Она сделалась грязной от перешедшей на нее с шеи пионера краски…
— Подосланные! — вспыхнула толпа, затопав ногами и порываясь к мальчуганам.
Брамин и старшина остановили ее движением руки и повелительным взглядом.
— Выродки белых сагибов вас послали сюда для того, чтобы вы привели к нам из города солдат? Кто вы? — еще раз попытался спросить брамин. Старшина, увидев, что трепещущие ребята молчат, кивнул двум индусам-парням, и те, схватив под руки странствующих гастролеров, скомандовали:
— Айда!
Сопровождаемая толпой процессия двинулась в общинную избу старшины.
Ребят ввели в темную арестантскую конуру во дворе, заперли их здесь, и один парень остался их сторожить.
Толпа частью разошлась, частью осталась гудеть возле избы.

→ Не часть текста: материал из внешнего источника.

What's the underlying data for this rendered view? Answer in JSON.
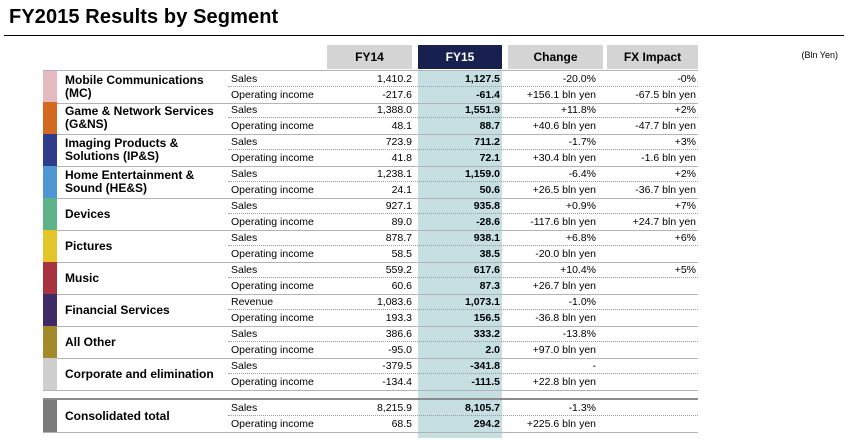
{
  "title": "FY2015 Results by Segment",
  "unit": "(Bln Yen)",
  "headers": {
    "fy14": "FY14",
    "fy15": "FY15",
    "change": "Change",
    "fx": "FX Impact"
  },
  "colors": {
    "header_dark": "#17204f",
    "header_grey": "#d4d4d4",
    "fy15_band": "#c5dfe3"
  },
  "segments": [
    {
      "name": "Mobile Communications (MC)",
      "color": "#e4b9c0",
      "rows": [
        {
          "label": "Sales",
          "fy14": "1,410.2",
          "fy15": "1,127.5",
          "change": "-20.0%",
          "fx": "-0%"
        },
        {
          "label": "Operating income",
          "fy14": "-217.6",
          "fy15": "-61.4",
          "change": "+156.1 bln yen",
          "fx": "-67.5 bln yen"
        }
      ]
    },
    {
      "name": "Game & Network Services (G&NS)",
      "color": "#d2691e",
      "rows": [
        {
          "label": "Sales",
          "fy14": "1,388.0",
          "fy15": "1,551.9",
          "change": "+11.8%",
          "fx": "+2%"
        },
        {
          "label": "Operating income",
          "fy14": "48.1",
          "fy15": "88.7",
          "change": "+40.6 bln yen",
          "fx": "-47.7 bln yen"
        }
      ]
    },
    {
      "name": "Imaging Products & Solutions (IP&S)",
      "color": "#2f3c8c",
      "rows": [
        {
          "label": "Sales",
          "fy14": "723.9",
          "fy15": "711.2",
          "change": "-1.7%",
          "fx": "+3%"
        },
        {
          "label": "Operating income",
          "fy14": "41.8",
          "fy15": "72.1",
          "change": "+30.4 bln yen",
          "fx": "-1.6 bln yen"
        }
      ]
    },
    {
      "name": "Home Entertainment & Sound (HE&S)",
      "color": "#4f97d3",
      "rows": [
        {
          "label": "Sales",
          "fy14": "1,238.1",
          "fy15": "1,159.0",
          "change": "-6.4%",
          "fx": "+2%"
        },
        {
          "label": "Operating income",
          "fy14": "24.1",
          "fy15": "50.6",
          "change": "+26.5 bln yen",
          "fx": "-36.7 bln yen"
        }
      ]
    },
    {
      "name": "Devices",
      "color": "#5fb38a",
      "rows": [
        {
          "label": "Sales",
          "fy14": "927.1",
          "fy15": "935.8",
          "change": "+0.9%",
          "fx": "+7%"
        },
        {
          "label": "Operating income",
          "fy14": "89.0",
          "fy15": "-28.6",
          "change": "-117.6 bln yen",
          "fx": "+24.7 bln yen"
        }
      ]
    },
    {
      "name": "Pictures",
      "color": "#e3c52a",
      "rows": [
        {
          "label": "Sales",
          "fy14": "878.7",
          "fy15": "938.1",
          "change": "+6.8%",
          "fx": "+6%"
        },
        {
          "label": "Operating income",
          "fy14": "58.5",
          "fy15": "38.5",
          "change": "-20.0 bln yen",
          "fx": ""
        }
      ]
    },
    {
      "name": "Music",
      "color": "#a8323e",
      "rows": [
        {
          "label": "Sales",
          "fy14": "559.2",
          "fy15": "617.6",
          "change": "+10.4%",
          "fx": "+5%"
        },
        {
          "label": "Operating income",
          "fy14": "60.6",
          "fy15": "87.3",
          "change": "+26.7 bln yen",
          "fx": ""
        }
      ]
    },
    {
      "name": "Financial Services",
      "color": "#3d2a66",
      "rows": [
        {
          "label": "Revenue",
          "fy14": "1,083.6",
          "fy15": "1,073.1",
          "change": "-1.0%",
          "fx": ""
        },
        {
          "label": "Operating income",
          "fy14": "193.3",
          "fy15": "156.5",
          "change": "-36.8 bln yen",
          "fx": ""
        }
      ]
    },
    {
      "name": "All Other",
      "color": "#a38929",
      "rows": [
        {
          "label": "Sales",
          "fy14": "386.6",
          "fy15": "333.2",
          "change": "-13.8%",
          "fx": ""
        },
        {
          "label": "Operating income",
          "fy14": "-95.0",
          "fy15": "2.0",
          "change": "+97.0 bln yen",
          "fx": ""
        }
      ]
    },
    {
      "name": "Corporate and elimination",
      "color": "#cfcfcf",
      "rows": [
        {
          "label": "Sales",
          "fy14": "-379.5",
          "fy15": "-341.8",
          "change": "-",
          "fx": ""
        },
        {
          "label": "Operating income",
          "fy14": "-134.4",
          "fy15": "-111.5",
          "change": "+22.8 bln yen",
          "fx": ""
        }
      ]
    },
    {
      "name": "Consolidated total",
      "color": "#7a7a7a",
      "rows": [
        {
          "label": "Sales",
          "fy14": "8,215.9",
          "fy15": "8,105.7",
          "change": "-1.3%",
          "fx": ""
        },
        {
          "label": "Operating income",
          "fy14": "68.5",
          "fy15": "294.2",
          "change": "+225.6 bln yen",
          "fx": ""
        }
      ]
    }
  ]
}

Брамин-жрец, овладев натурографами и пытаясь разгадать, что скрывается в картонных трубах вызвал двух каких-то нищих-фанатиков, главаря националистического движения — земиндара, проживавшего возле деревни в имении, и общественного почтальона, знавшего английский язык в качестве переводчика. В Пуну поехал гонец за другим таинственным брамином тамошней, очевидно, более авторитетной общины.
Часа два подготовлялись в избе эти сборы.
А тем временем ребята, брошенные в потемках, трепетали за свою судьбу.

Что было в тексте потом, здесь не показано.